カルチャー
[女性誌レビュー]「婦人公論」2021年6月8日号

「大野担の86歳」「きよし推しの73歳」……「婦人公論」読者の”推し”は命と直結!?

2021/06/05 16:00
島本有紀子(ライター)

氷川きよしを推す73歳の生きざま

 読者体験手記のコーナー「財布のひもをゆるめて、いざ出発」でも、氷川きよしを熱烈に推す73歳女性の投稿が採用されています。ファン歴20年のこの女性は、きよしを「生きる希望」と表現。
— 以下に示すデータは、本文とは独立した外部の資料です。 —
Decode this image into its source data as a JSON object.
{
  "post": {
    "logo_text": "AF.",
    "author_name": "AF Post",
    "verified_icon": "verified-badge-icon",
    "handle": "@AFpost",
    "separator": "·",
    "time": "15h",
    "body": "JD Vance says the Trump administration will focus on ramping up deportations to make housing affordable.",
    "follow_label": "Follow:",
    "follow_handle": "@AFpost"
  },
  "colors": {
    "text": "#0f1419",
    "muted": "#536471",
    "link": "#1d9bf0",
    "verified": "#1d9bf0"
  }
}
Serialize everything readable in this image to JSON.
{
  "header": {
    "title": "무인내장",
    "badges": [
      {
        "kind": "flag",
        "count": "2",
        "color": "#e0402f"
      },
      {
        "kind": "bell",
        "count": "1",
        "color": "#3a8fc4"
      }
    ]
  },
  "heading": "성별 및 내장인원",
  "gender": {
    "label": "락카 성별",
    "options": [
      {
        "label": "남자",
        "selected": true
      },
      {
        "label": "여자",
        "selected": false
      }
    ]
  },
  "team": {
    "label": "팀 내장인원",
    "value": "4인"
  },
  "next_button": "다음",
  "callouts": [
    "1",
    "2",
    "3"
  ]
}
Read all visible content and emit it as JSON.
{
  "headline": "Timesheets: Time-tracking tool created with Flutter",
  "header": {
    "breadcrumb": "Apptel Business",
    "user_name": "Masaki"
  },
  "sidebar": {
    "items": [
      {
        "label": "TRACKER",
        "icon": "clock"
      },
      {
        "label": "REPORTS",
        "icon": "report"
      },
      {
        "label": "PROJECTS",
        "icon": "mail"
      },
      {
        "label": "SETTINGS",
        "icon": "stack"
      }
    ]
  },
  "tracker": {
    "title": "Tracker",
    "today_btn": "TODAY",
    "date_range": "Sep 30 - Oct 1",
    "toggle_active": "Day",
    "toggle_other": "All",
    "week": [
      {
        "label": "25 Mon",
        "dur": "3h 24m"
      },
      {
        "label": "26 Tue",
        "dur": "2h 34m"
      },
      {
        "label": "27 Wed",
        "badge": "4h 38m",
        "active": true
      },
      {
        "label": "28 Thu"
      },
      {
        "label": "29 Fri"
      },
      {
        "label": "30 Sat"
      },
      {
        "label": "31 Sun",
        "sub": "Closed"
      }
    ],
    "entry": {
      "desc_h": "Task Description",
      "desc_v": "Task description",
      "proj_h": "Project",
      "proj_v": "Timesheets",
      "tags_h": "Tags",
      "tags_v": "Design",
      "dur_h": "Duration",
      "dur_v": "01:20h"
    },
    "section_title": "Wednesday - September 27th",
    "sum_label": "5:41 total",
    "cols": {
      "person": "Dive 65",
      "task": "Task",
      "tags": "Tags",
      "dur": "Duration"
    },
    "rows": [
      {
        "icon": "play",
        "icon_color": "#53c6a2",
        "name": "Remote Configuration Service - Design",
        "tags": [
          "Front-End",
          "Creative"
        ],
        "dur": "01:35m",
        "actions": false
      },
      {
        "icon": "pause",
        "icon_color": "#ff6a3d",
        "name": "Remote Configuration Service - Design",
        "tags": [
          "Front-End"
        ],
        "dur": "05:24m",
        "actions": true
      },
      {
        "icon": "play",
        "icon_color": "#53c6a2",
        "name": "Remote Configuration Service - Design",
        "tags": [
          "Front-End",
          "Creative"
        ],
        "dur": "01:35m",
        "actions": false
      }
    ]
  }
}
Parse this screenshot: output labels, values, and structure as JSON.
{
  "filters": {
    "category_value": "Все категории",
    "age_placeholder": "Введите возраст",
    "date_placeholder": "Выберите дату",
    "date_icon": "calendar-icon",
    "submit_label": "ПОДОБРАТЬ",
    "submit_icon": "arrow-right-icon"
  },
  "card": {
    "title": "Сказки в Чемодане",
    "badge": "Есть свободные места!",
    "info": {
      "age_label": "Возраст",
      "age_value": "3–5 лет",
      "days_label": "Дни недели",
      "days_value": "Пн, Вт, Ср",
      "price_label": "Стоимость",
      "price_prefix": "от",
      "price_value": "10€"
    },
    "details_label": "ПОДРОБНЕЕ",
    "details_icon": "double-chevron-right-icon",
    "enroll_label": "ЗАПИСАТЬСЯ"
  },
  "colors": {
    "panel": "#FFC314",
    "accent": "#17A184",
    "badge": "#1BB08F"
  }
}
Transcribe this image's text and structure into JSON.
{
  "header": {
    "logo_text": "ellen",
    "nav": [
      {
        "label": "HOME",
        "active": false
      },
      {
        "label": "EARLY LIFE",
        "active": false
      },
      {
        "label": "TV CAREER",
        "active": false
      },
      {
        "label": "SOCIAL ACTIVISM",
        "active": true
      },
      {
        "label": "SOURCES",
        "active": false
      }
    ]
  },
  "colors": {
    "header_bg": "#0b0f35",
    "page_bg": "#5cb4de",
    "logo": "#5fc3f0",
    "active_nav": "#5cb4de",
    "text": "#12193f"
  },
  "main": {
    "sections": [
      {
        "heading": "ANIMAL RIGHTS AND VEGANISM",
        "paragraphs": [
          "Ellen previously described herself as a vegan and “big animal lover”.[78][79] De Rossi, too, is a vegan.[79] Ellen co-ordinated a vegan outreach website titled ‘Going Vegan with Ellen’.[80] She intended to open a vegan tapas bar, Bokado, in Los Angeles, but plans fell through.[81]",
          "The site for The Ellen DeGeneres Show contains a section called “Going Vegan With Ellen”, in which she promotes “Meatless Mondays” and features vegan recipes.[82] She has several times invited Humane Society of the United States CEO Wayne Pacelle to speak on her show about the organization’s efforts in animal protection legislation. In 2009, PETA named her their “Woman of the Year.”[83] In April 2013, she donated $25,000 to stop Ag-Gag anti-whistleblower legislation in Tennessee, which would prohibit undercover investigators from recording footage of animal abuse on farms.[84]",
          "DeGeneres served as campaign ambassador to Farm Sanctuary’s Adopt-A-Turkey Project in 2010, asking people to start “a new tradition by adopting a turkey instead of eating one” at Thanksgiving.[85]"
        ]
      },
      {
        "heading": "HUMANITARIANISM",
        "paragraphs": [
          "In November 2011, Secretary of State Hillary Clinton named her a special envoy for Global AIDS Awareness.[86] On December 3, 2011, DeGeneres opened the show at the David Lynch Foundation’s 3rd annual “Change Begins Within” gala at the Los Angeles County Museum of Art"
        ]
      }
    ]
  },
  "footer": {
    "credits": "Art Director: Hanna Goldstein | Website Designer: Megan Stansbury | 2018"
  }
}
初めての生きよし、初めての出待ち、初めての着物でのライブ参戦など、数々の初体験がイキイキと描写され、トキメキが伝わってきます。

 そんな淡い思いだけで終わらないのが「婦人公論」読者なのでしょうか。投稿者は、「もし私が和楽器を演奏できたなら、近県でコンサートが開催されたときにお手伝いとして声がかかるかも」と、きよしとの共演を夢に見て、お琴を習い始めます。

 さらに近くで開催される『NHKのど自慢』にきよしがゲスト出演すると知ると、観覧だけでなく、出場にもエントリー。もちろん歌うのはきよしの曲。予選会での敗退が続いていて、さらに新型コロナのせいでコンサートも減り、現在はお琴の練習に励む日々だそうです。このようなたくさんのご高齢ファンの「生きる希望」、つまり寿命の要であり続けるきよしの背負う重圧は、想像を超えるものがありそう。ファンの健康とともに、きよしの心の平安も願いたくなる手記でした。